À court terme, les combustibles fossiles devraient suivre le même chemin que les dinosaures, malgré les efforts des compagnies pétrolières et charbonnières pour retarder l’échéance. Les ressources non renouvelables de la Terre s’épuisent à grande vitesse, et lorsqu’on y ajoute la menace existentielle du changement climatique, il devient évident que l’humanité vit avec une horloge en marche.
La bonne nouvelle, c’est qu’une transformation majeure est déjà en cours : les modèles d’aujourd’hui seront bientôt remplacés par des générations plus récentes, plus performantes et surtout plus respectueuses de l’environnement. Les voitures électriques, ou véhicules électriques, sont désormais suffisamment avancées pour répondre aux besoins de presque tous les conducteurs. Une étude du MIT a même montré que si 90 % des véhicules à essence actuels étaient remplacés par des électriques dès aujourd’hui, les émissions du transport chuteraient d’environ 30 %. L’électrification du parc automobile mondial apparaît donc comme une priorité scientifique et écologique majeure.
Dès lors, la vraie question n’est pas de savoir si les voitures électriques finiront par dominer le marché, mais quand cela se produira.

Des acteurs comme Elon Musk s’efforcent d’accélérer l’adoption des véhicules électriques, mais ce basculement ne se fera pas du jour au lendemain.
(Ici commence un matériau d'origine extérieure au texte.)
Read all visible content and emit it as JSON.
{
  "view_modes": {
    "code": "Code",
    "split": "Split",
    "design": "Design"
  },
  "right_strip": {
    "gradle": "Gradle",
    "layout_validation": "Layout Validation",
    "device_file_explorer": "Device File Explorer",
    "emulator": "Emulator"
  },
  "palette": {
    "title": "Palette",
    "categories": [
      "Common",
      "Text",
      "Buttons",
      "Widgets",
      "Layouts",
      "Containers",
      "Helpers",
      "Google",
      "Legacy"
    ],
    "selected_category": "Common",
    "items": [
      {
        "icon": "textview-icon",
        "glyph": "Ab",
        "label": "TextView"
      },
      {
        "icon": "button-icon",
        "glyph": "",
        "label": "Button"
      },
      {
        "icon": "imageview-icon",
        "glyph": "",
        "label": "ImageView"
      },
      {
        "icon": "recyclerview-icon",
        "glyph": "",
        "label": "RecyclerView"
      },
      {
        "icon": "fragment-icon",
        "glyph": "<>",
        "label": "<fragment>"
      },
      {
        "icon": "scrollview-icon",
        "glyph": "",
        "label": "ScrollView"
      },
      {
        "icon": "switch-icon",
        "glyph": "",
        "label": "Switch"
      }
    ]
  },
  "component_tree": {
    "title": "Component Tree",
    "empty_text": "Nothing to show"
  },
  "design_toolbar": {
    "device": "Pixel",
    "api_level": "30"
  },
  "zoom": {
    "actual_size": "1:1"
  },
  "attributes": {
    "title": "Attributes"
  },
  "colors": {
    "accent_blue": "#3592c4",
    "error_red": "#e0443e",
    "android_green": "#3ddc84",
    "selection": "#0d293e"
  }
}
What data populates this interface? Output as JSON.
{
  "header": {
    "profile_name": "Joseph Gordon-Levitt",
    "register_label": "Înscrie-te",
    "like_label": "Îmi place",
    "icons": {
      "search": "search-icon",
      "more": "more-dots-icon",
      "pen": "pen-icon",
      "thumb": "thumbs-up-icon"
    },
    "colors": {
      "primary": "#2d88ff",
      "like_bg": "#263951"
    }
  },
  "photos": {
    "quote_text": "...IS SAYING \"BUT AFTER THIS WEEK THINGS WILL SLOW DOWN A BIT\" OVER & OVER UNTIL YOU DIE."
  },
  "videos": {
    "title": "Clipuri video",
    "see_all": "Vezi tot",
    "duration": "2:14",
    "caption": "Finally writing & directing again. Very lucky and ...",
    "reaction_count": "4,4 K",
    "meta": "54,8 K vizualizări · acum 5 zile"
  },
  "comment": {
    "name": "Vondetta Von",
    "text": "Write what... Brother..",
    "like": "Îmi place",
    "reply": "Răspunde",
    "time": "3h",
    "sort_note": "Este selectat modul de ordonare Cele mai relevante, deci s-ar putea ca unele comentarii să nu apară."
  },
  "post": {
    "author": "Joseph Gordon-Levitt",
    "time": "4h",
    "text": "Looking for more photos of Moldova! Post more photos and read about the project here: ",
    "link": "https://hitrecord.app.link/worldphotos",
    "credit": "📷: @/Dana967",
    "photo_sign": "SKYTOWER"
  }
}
En revanche, si un enfant naît aujourd’hui, il y a de fortes chances que son premier, voire son deuxième véhicule, soit électrique. Selon une analyse de Bloomberg New Energy Finance relayée par CNN, les voitures électriques pourraient atteindre la domination du marché en 2040, avec environ 57 % des ventes mondiales de voitures particulières. Plusieurs raisons expliquent cette progression :
- un coût d’usage déjà inférieur à celui des véhicules thermiques ;
- une maintenance plus simple et souvent moins onéreuse ;
- une baisse rapide du prix des batteries ;
- un prix d’achat appelé à s’aligner progressivement sur celui des véhicules non électriques.
Le secteur des transports publics devrait, lui, basculer encore plus vite vers l’électrique. Les services de VTC, comme Uber ou Lyft, devraient adopter cette transition à un rythme soutenu, tout comme les bus municipaux, dont 81 % des nouvelles ventes pourraient être électrifiées d’ici 2040, selon Forbes. Les poids lourds, en revanche, mettront davantage de temps à suivre, en raison de leur masse importante.
Ce scénario n’est toutefois pas exempt de limites. Comme le nombre de véhicules en circulation continue d’augmenter rapidement, l’effet des réductions d’émissions pourrait être atténué au moment où davantage d’entre eux deviendront électriques. En même temps, le fait que la majorité du parc automobile passe à l’électrique devrait, au minimum, empêcher les émissions de s’aggraver. À ce stade, l’enjeu est donc clair : faire en sorte que les voitures électriques prennent le relais le plus vite possible.
Quoi qu’il en soit, l’avenir se dessine déjà, et cet avenir sera électrique. Comme l’a résumé Colin McKerracher, responsable du transport avancé chez BNEF, l’électrification prendra du temps, car le parc mondial se renouvelle lentement, mais une fois lancée dans les années 2020, elle s’étendra à de nombreux autres segments du transport routier. Il estime même qu’il n’est pas impossible que les ventes mondiales de voitures particulières conventionnelles aient déjà atteint leur pic.